Georges & Tchang par belzaran
Hergé a laissé des générations dans la frustration en refusant que soient poursuivies les aventures de Tintin et Milou. Du coup, les parodies, pastiches, hommages, fan-arts se distribuent sous le manteau, la société Moulinsart étant particulièrement attentive à tout ce qui peut se faire en la matière. C’est donc un véritable numéro d’équilibriste que pratique Laurent Colonnier en publiant une biographie (très) romancée d’Hergé… Intitulée Georges & Tchang, elle narre la rencontre d’Hergé (alias Georges Rémy) et de Tchang (qui le conseilla sur « Le Lotus Bleu). Une rencontre particulière, puisqu’elle est sous-titrée « une histoire d’amour au vingtième siècle ». Ainsi, le communiqué de presse de 12bis, éditeur de l’ouvrage, se garde bien de faire le lien avec l’illustre dessinateur.
On retrouve donc Georges dans les années 30, alors qu’il va dessiner une nouvelle bande-dessinée de son « personnage ». Après ses premiers ouvrages, il souhaite se documenter et va rencontrer Tchang, un étudiant sculpteur, afin de mieux cerner le pays. Ce dernier, communiste léger, va en profiter pour faire passer les idées de propagande de son pays. Mais une vraie complicité s’engage entre les deux hommes.
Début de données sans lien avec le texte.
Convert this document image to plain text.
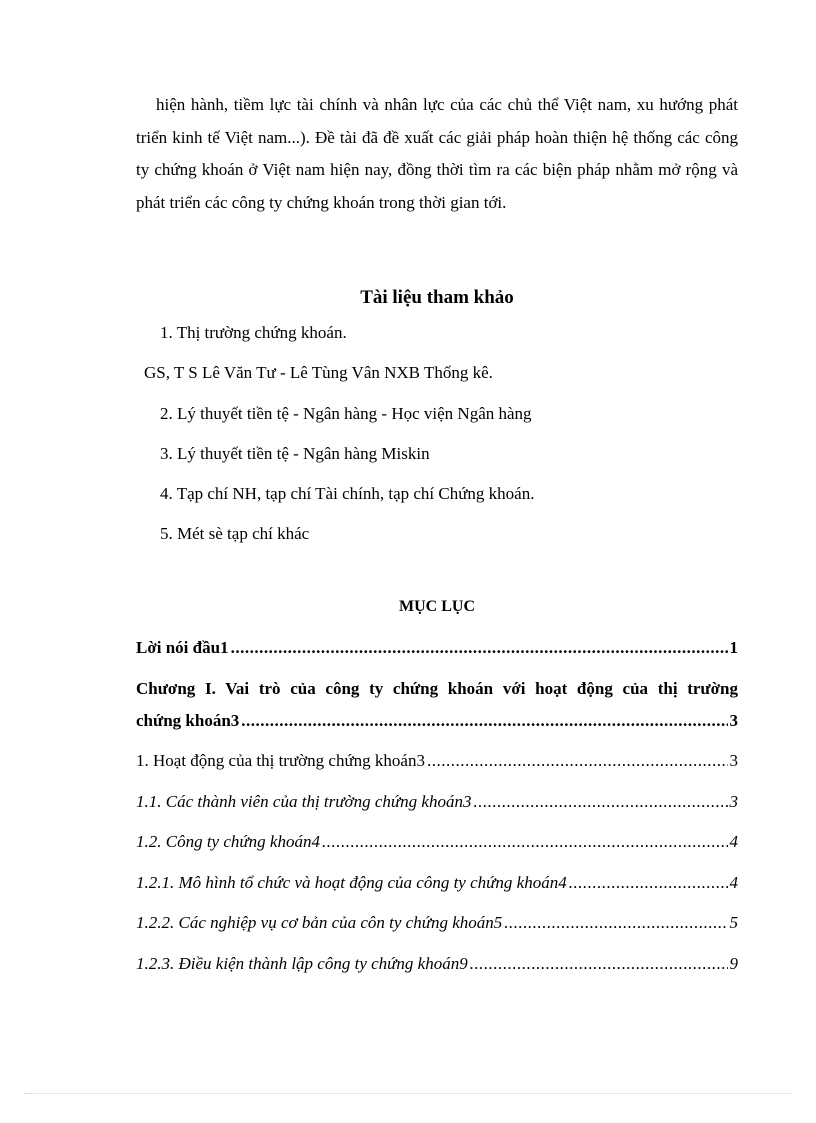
hiện hành, tiềm lực tài chính và nhân lực của các chủ thể Việt nam, xu hướng phát triển kinh tế Việt nam...). Đề tài đã đề xuất các giải pháp hoàn thiện hệ thống các công ty chứng khoán ở Việt nam hiện nay, đồng thời tìm ra các biện pháp nhằm mở rộng và phát triển các công ty chứng khoán trong thời gian tới.

Tài liệu tham khảo
1. Thị trường chứng khoán.
GS, T S Lê Văn Tư - Lê Tùng Vân NXB Thống kê.
2. Lý thuyết tiền tệ - Ngân hàng - Học viện Ngân hàng
3. Lý thuyết tiền tệ - Ngân hàng Miskin
4. Tạp chí NH, tạp chí Tài chính, tạp chí Chứng khoán.
5. Mét sè tạp chí khác
MỤC LỤC
Lời nói đầu1 .....	1
Chương I. Vai trò của công ty chứng khoán với hoạt động của thị trường
chứng khoán3 .....	3
1. Hoạt động của thị trường chứng khoán3 .....	3
1.1. Các thành viên của thị trường chứng khoán3 .....	3
1.2. Công ty chứng khoán4 .....	4
1.2.1. Mô hình tổ chức và hoạt động của công ty chứng khoán4 .....	4
1.2.2. Các nghiệp vụ cơ bản của côn ty chứng khoán5 .....	5
1.2.3. Điều kiện thành lập công ty chứng khoán9 .....	9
« Georges & Tchang » vaut avant tout pour les nombreux clins d’œil à la vie d’Hergé. Tout y passe. La logeuse qui donna la Castafiore, l’ami sourd qui donna le Professeur Tournesol, la visite du château qui lui inspira « L’Île Noire »… Le fan de « Tintin » en aura pour son argent. Hélas, c’est le seul véritable intérêt de l’ouvrage. Certes, c’est un plaisir de voir toutes les allusions amenées dans ce livre sans qu’une seule fois la ligne rouge de la référence ne soit franchie. Mais la biographie en elle-même, romancée, perd un peu de son intérêt. Car à bourrer le tout de références, on se perd dans la véracité du propos. Le livre oscille un peu entre biographie et hommage, ce qui n’est pas forcément la même chose.
Malgré tout, la lecture est plaisante, bien qu’un peu verbeuse. Relever les allusions à l’œuvre d’Hergé est un véritable plaisir et il n’est pas rare de sourire aux propos du dessinateur. On retrouve même des scènes copiées sur « Tintin » (notamment cette tuile jetée d’un quai qui tombe sur quelqu’un en contrebas dans sa barque). Surtout que Laurent Colonnier n’y va pas de main morte sur Hergé. Traité régulièrement de fasciste par les autres, il est ensuite homosexuel, intolérant et surtout, semble très influençable…
Le dessin de Colonnier s’éloigne de la ligne claire et propose quelque chose de différent et c’est tant mieux. Les décors sont fouillés, les personnages réussis et reconnaissables. Quant à la colorisation en niveaux de gris, elle est très élégante et met bien en valeur le trait. Cependant, le manque d’action rend le tout un peu statique parfois.
« George & Tchang » est une œuvre finalement particulière. Si vous aimez relever des références et des anecdotes, vous adorerez cet ouvrage. Par contre, n’y cherchez rien de plus, vous seriez déçu. Un beau travail d’équilibriste.